ILWU Coast Longshore Division news release:

PORTLAND, OR, June 8, 2012 — On Monday, June 4, a neutral arbitrator ruled in favor of the ILWU longshoremen who claim that maintaining refrigerated shipping containers on Terminal 6 at the Port of Portland is their work under a longstanding collective bargaining agreement that covers all West Coast ports.

In 2010, the Port of Portland privatized Terminal 6, and in so doing, relinquished operational control of the facility to a Philippines-based company called International Container Terminal Services, Inc., or ICTSI. ICTSI is a member of the Pacific Maritime Association, which represents shippers, terminal operators, and stevedores, and negotiates a collective bargaining agreement with the International Longshore and Warehouse Union called the Pacific Coast Longshore and Clerks’ Agreement, or PCL&CA. In order to become a PMA member, ICTSI provided written assurances that the company was not bound by any other labor agreements and that it would abide by the requirements of membership.

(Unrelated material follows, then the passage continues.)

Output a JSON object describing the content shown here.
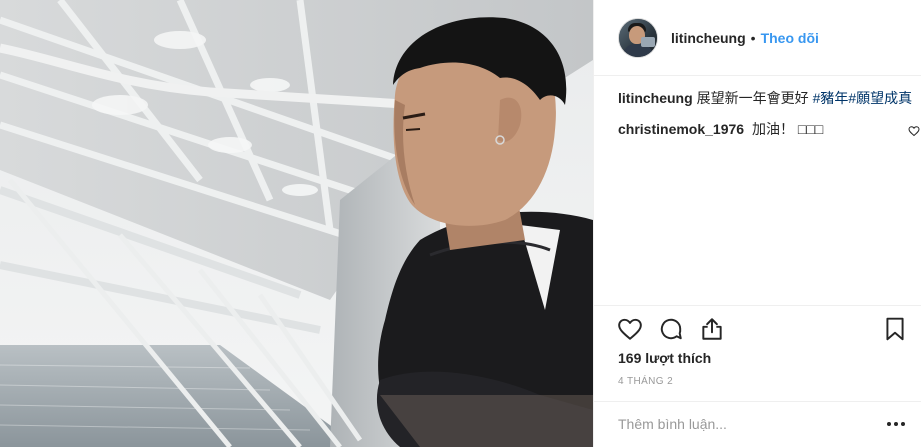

The Port of Portland concedes that it is not a party to the relationship between the ILWU and PMA member company ICTSI. Nonetheless, the Port is interjecting itself in this private dispute, including mischaracterizing the facts of the dispute and filing an unfair labor practice charge against the ILWU despite having made assurances to the ILWU over the course of the last two years that it would not interfere with any arbitration in which the subject work was awarded to the ILWU.

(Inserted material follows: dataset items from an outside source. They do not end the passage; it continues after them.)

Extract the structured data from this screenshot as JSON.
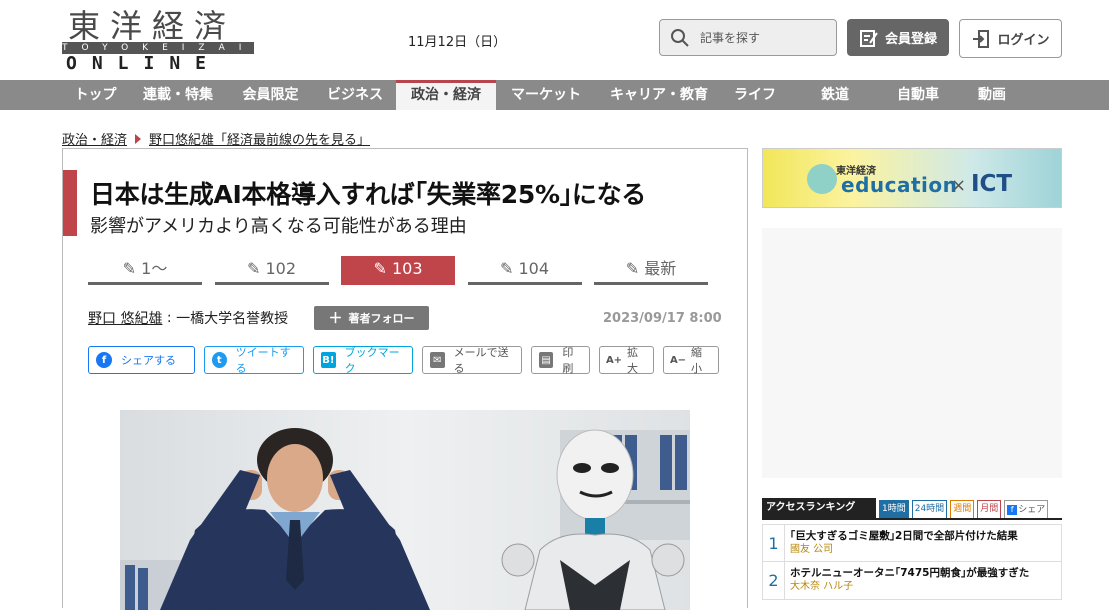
{
  "logo": {
    "kanji": "東洋経済",
    "roman": "TOYOKEIZAI",
    "online": "ONLINE"
  },
  "header": {
    "date": "11月12日（日）",
    "search_placeholder": "記事を探す",
    "member_register": "会員登録",
    "login": "ログイン"
  },
  "nav": [
    "トップ",
    "連載・特集",
    "会員限定",
    "ビジネス",
    "政治・経済",
    "マーケット",
    "キャリア・教育",
    "ライフ",
    "鉄道",
    "自動車",
    "動画"
  ],
  "nav_active": "政治・経済",
  "breadcrumb": {
    "section": "政治・経済",
    "series": "野口悠紀雄「経済最前線の先を見る」"
  },
  "article": {
    "title": "日本は生成AI本格導入すれば｢失業率25%｣になる",
    "subtitle": "影響がアメリカより高くなる可能性がある理由",
    "pages": [
      "1〜",
      "102",
      "103",
      "104",
      "最新"
    ],
    "active_page": "103",
    "author_name": "野口 悠紀雄",
    "author_title": "一橋大学名誉教授",
    "follow_label": "著者フォロー",
    "published": "2023/09/17 8:00"
  },
  "share": [
    {
      "label": "シェアする",
      "icon": "facebook-icon",
      "color": "#1877f2"
    },
    {
      "label": "ツイートする",
      "icon": "twitter-icon",
      "color": "#1d9bf0"
    },
    {
      "label": "ブックマーク",
      "icon": "hatena-bookmark-icon",
      "color": "#00a4de"
    },
    {
      "label": "メールで送る",
      "icon": "mail-icon",
      "color": "#777777"
    },
    {
      "label": "印刷",
      "icon": "print-icon",
      "color": "#777777"
    },
    {
      "label": "拡大",
      "icon": "zoom-in-icon",
      "color": "#777777"
    },
    {
      "label": "縮小",
      "icon": "zoom-out-icon",
      "color": "#777777"
    }
  ],
  "ad": {
    "brand": "東洋経済",
    "edu": "education",
    "cross": "×",
    "ict": "ICT"
  },
  "ranking": {
    "title": "アクセスランキング",
    "tabs": [
      "1時間",
      "24時間",
      "週間",
      "月間",
      "シェア"
    ],
    "items": [
      {
        "rank": "1",
        "text": "｢巨大すぎるゴミ屋敷｣2日間で全部片付けた結果",
        "author": "國友 公司"
      },
      {
        "rank": "2",
        "text": "ホテルニューオータニ｢7475円朝食｣が最強すぎた",
        "author": "大木奈 ハル子"
      }
    ]
  },
  "colors": {
    "accent": "#c0454b",
    "nav_bg": "#8a8a8a"
  }
}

The agreement between PMA and the ILWU shows that the parties are in agreement that refrigerated container (or “reefer”) maintenance is ILWU work under the PCL&CA. ICTSI has been instructed by PMA to assign the subject work to longshoremen at Terminal 6. ICTSI, with the support of the Port, continues to ignore its obligations to both the PMA and the ILWU.

“Two years ago, the Port of Portland entered into an agreement with Philippines-based ICTSI in which the Port surrendered control over operations at Terminal 6, and now the Port needs to step aside and respect ICTSI’s contractual obligations to the ILWU and allow longshoremen to do their jobs,” said ILWU Coast Committeeman Leal Sundet.